027P Queen Elizabeth II Conference Centre London
Pharmacology 2013

 

 

Variation In Warfarin Prescribing In The UK: A National Survey Of Anticoagulation Clinics.

Anna Stewart, Amitava Ganguli, Richard FitzGerald, Munir Pirmohamed. University of Liverpool, Liverpool, UK

Clinicians have been prescribing warfarin for over 50 years and it still remains the most widely prescribed oral anticoagulant in the UK and worldwide (1). It is estimated that 1% of the UK population is currently prescribed warfarin (2). The challenge in warfarin dosing lies in the vast individual variation in response; with genetic factors (CYP2C9 and VKORC1) contributing to 40% of this variability (3).

We suspected that variation in anticoagulation management across the UK probably also contributed to this variability, but currently there are no published data on this. The objective of our study was to ascertain the degree of variation in clinical practice in the initiation, prescribing and monitoring of warfarin in the UK. Our aim was to compare and highlight our findings in relation to National Guidelines.

Using an online survey tool, we captured data for prescribing and monitoring of anticoagulation with warfarin. 200 anticoagulation clinics were contacted via email and directly by telephone. 85 clinics throughout the UK completed the survey. Variables that were assessed included the use of Local over National Guidelines; recommended therapeutic INR ranges; loading regimen; monitoring of INR; management of under and over anticoagulation; understanding of drug interactions and patient education. The majority of individuals completing the online survey were Specialist Nurses (77.1%), with Biomedical Scientists (6/48; 12.5%) and Pharmacists (5/48; 10.4%) contributing to the remainder.

Over two thirds of clinics contacted were run by secondary care (68.2%) and the majority were facilitated by Specialist Nurses (57.6%). In line with National Guidance, the majority of clinics adhered to a target INR of 2.0-3.0 for patients with atrial fibrillation (AF) (94.5%) and on first presentation with venous-thromboembolism (91.9% PE, 94.7% DVT) (4). The majority of respondents give either 10mg (54.8; 40.4%) or 5mg (21.0%; 28.8%) loading dose on days 1 and 2 respectively. On day 3 survey respondents were most likely to prescribe 5mg (56.1%). However there was variation in the loading doses utilised by different centres. When therapeutic range is established, the median length of time before a further INR check was 14 days (N = 50; range 2-56 days). A sub-therapeutic INR is next checked on average 6 days later (range 2-28; median 7 days). The majority of respondents would give vitamin K if the INR was over 8.0 (even in the absence of bleeding) (87.3%). Participants were most likely to give 2mg (51.0%) via the oral route (94.5%). This correlates with National Guidance which recommends the administration of 1-5mg of oral vitamin K in the non-bleeding patient with an INR >8.0 (4). All clinics (100%) surveyed provide written information for patients including ‘bleeding risk’ and ‘medication interactions’.
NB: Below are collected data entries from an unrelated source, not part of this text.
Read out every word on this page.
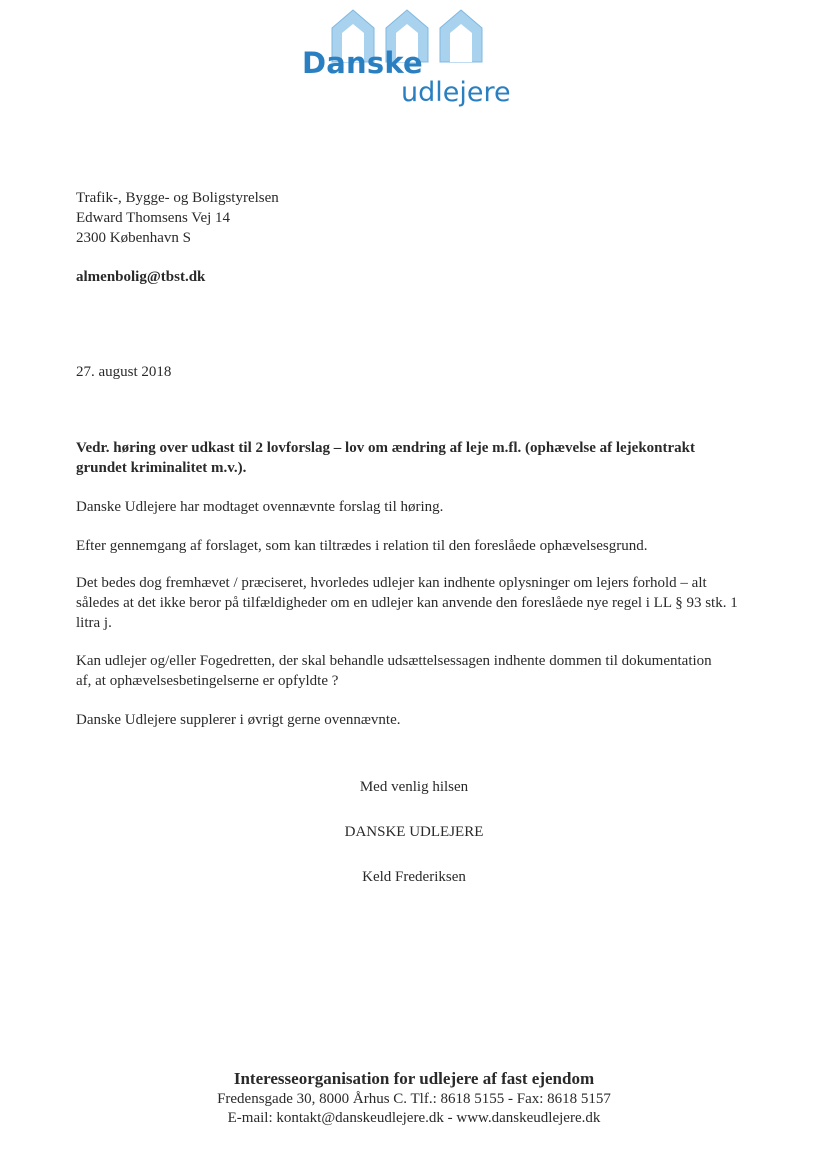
Danske
udlejere
Trafik-, Bygge- og Boligstyrelsen
Edward Thomsens Vej 14
2300 København S
almenbolig@tbst.dk
27. august 2018
Vedr. høring over udkast til 2 lovforslag – lov om ændring af leje m.fl. (ophævelse af lejekontrakt grundet kriminalitet m.v.).
Danske Udlejere har modtaget ovennævnte forslag til høring.
Efter gennemgang af forslaget, som kan tiltrædes i relation til den foreslåede ophævelsesgrund.
Det bedes dog fremhævet / præciseret, hvorledes udlejer kan indhente oplysninger om lejers forhold – alt således at det ikke beror på tilfældigheder om en udlejer kan anvende den foreslåede nye regel i LL § 93 stk. 1 litra j.
Kan udlejer og/eller Fogedretten, der skal behandle udsættelsessagen indhente dommen til dokumentation af, at ophævelsesbetingelserne er opfyldte ?
Danske Udlejere supplerer i øvrigt gerne ovennævnte.
Med venlig hilsen
DANSKE UDLEJERE
Keld Frederiksen
Interesseorganisation for udlejere af fast ejendom
Fredensgade 30, 8000 Århus C. Tlf.: 8618 5155 - Fax: 8618 5157
E-mail: kontakt@danskeudlejere.dk - www.danskeudlejere.dk
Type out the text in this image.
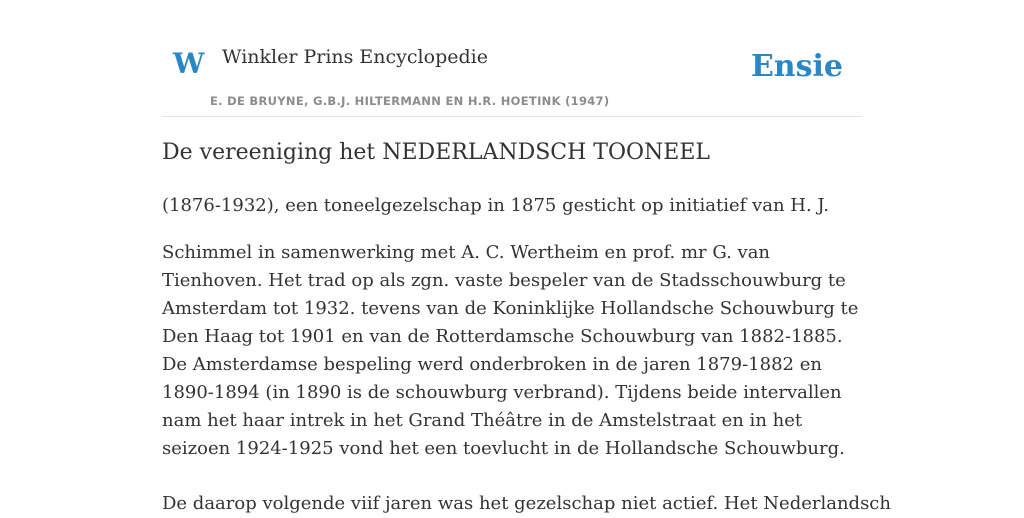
W Winkler Prins Encyclopedie
E. DE BRUYNE, G.B.J. HILTERMANN EN H.R. HOETINK (1947)
Ensie
De vereeniging het NEDERLANDSCH TOONEEL

(1876-1932), een toneelgezelschap in 1875 gesticht op initiatief van H. J.

Schimmel in samenwerking met A. C. Wertheim en prof. mr G. van Tienhoven. Het trad op als zgn. vaste bespeler van de Stadsschouwburg te Amsterdam tot 1932. tevens van de Koninklijke Hollandsche Schouwburg te Den Haag tot 1901 en van de Rotterdamsche Schouwburg van 1882-1885. De Amsterdamse bespeling werd onderbroken in de jaren 1879-1882 en 1890-1894 (in 1890 is de schouwburg verbrand). Tijdens beide intervallen nam het haar intrek in het Grand Théâtre in de Amstelstraat en in het seizoen 1924-1925 vond het een toevlucht in de Hollandsche Schouwburg.

De daarop volgende viif jaren was het gezelschap niet actief. Het Nederlandsch
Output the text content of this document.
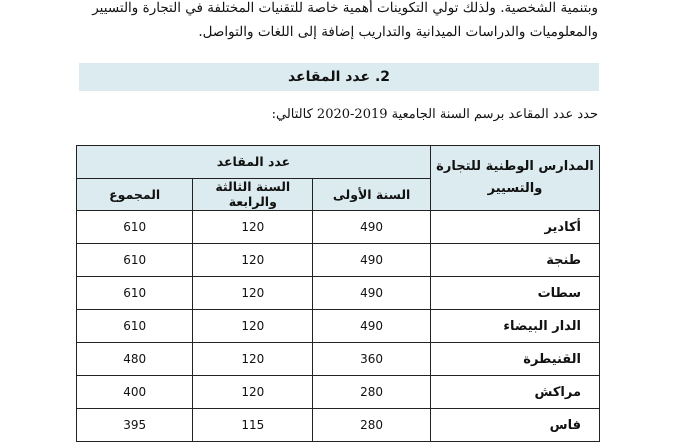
وبتنمية الشخصية. ولذلك تولي التكوينات أهمية خاصة للتقنيات المختلفة في التجارة والتسيير
والمعلوميات والدراسات الميدانية والتداريب إضافة إلى اللغات والتواصل.
2. عدد المقاعد
حدد عدد المقاعد برسم السنة الجامعية 2019-2020 كالتالي:
المدارس الوطنية للتجارة والتسيير	عدد المقاعد		
	السنة الأولى	السنة الثالثة والرابعة	المجموع
أكادير	490	120	610
طنجة	490	120	610
سطات	490	120	610
الدار البيضاء	490	120	610
القنيطرة	360	120	480
مراكش	280	120	400
فاس	280	115	395
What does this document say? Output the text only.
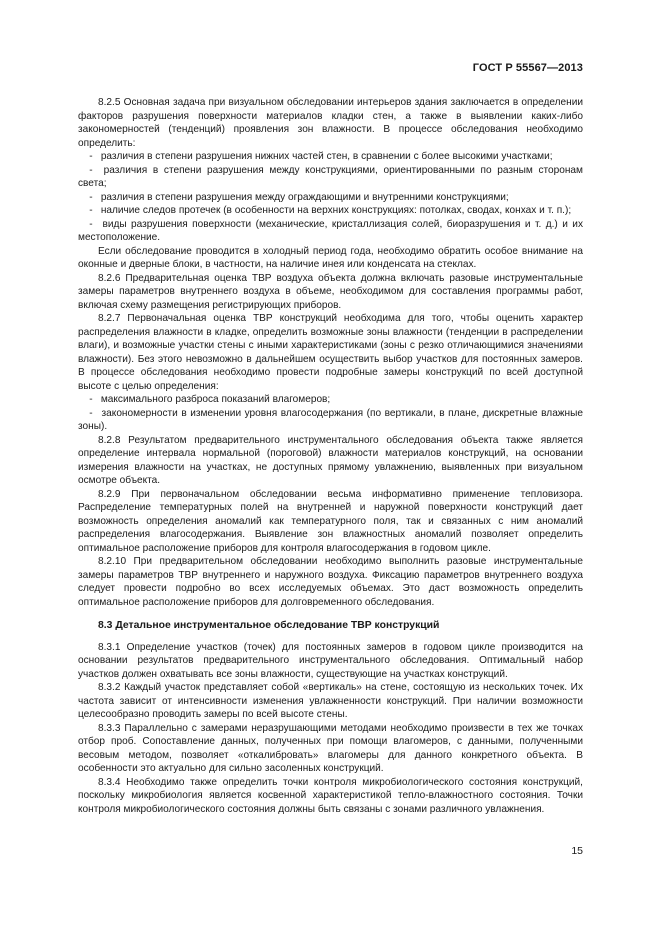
ГОСТ Р 55567—2013

8.2.5 Основная задача при визуальном обследовании интерьеров здания заключается в определении факторов разрушения поверхности материалов кладки стен, а также в выявлении каких-либо закономерностей (тенденций) проявления зон влажности. В процессе обследования необходимо определить:

- различия в степени разрушения нижних частей стен, в сравнении с более высокими участками;

- различия в степени разрушения между конструкциями, ориентированными по разным сторонам света;

- различия в степени разрушения между ограждающими и внутренними конструкциями;

- наличие следов протечек (в особенности на верхних конструкциях: потолках, сводах, конхах и т. п.);

- виды разрушения поверхности (механические, кристаллизация солей, биоразрушения и т. д.) и их местоположение.

Если обследование проводится в холодный период года, необходимо обратить особое внимание на оконные и дверные блоки, в частности, на наличие инея или конденсата на стеклах.

8.2.6 Предварительная оценка ТВР воздуха объекта должна включать разовые инструментальные замеры параметров внутреннего воздуха в объеме, необходимом для составления программы работ, включая схему размещения регистрирующих приборов.

8.2.7 Первоначальная оценка ТВР конструкций необходима для того, чтобы оценить характер распределения влажности в кладке, определить возможные зоны влажности (тенденции в распределении влаги), и возможные участки стены с иными характеристиками (зоны с резко отличающимися значениями влажности). Без этого невозможно в дальнейшем осуществить выбор участков для постоянных замеров. В процессе обследования необходимо провести подробные замеры конструкций по всей доступной высоте с целью определения:

- максимального разброса показаний влагомеров;

- закономерности в изменении уровня влагосодержания (по вертикали, в плане, дискретные влажные зоны).

8.2.8 Результатом предварительного инструментального обследования объекта также является определение интервала нормальной (пороговой) влажности материалов конструкций, на основании измерения влажности на участках, не доступных прямому увлажнению, выявленных при визуальном осмотре объекта.

8.2.9 При первоначальном обследовании весьма информативно применение тепловизора. Распределение температурных полей на внутренней и наружной поверхности конструкций дает возможность определения аномалий как температурного поля, так и связанных с ним аномалий распределения влагосодержания. Выявление зон влажностных аномалий позволяет определить оптимальное расположение приборов для контроля влагосодержания в годовом цикле.

8.2.10 При предварительном обследовании необходимо выполнить разовые инструментальные замеры параметров ТВР внутреннего и наружного воздуха. Фиксацию параметров внутреннего воздуха следует провести подробно во всех исследуемых объемах. Это даст возможность определить оптимальное расположение приборов для долговременного обследования.

8.3 Детальное инструментальное обследование ТВР конструкций

8.3.1 Определение участков (точек) для постоянных замеров в годовом цикле производится на основании результатов предварительного инструментального обследования. Оптимальный набор участков должен охватывать все зоны влажности, существующие на участках конструкций.

8.3.2 Каждый участок представляет собой «вертикаль» на стене, состоящую из нескольких точек. Их частота зависит от интенсивности изменения увлажненности конструкций. При наличии возможности целесообразно проводить замеры по всей высоте стены.

8.3.3 Параллельно с замерами неразрушающими методами необходимо произвести в тех же точках отбор проб. Сопоставление данных, полученных при помощи влагомеров, с данными, полученными весовым методом, позволяет «откалибровать» влагомеры для данного конкретного объекта. В особенности это актуально для сильно засоленных конструкций.

8.3.4 Необходимо также определить точки контроля микробиологического состояния конструкций, поскольку микробиология является косвенной характеристикой тепло-влажностного состояния. Точки контроля микробиологического состояния должны быть связаны с зонами различного увлажнения.

15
This national survey provides an understanding of the current practices amongst anticoagulation clinics in the UK, and shows that practice does vary despite the fact that the majority of clinics are aware of current National Guidelines on anticoagulation.

(1) Pirmohamed M. (2006) Br J Clin Pharmacol 62: 509-511.

(2) Kamali F, Pirmohamed M. (2006) Br J Clin Pharmacol 61:746-751.

(3) Sconce EA, Khan TI, Wynne HA et al. (2005) Blood 106: 2329-2333.

(4) Keeling D, Baglin T, Tait C et al. (2011) Br J Haematol 154: 311-324.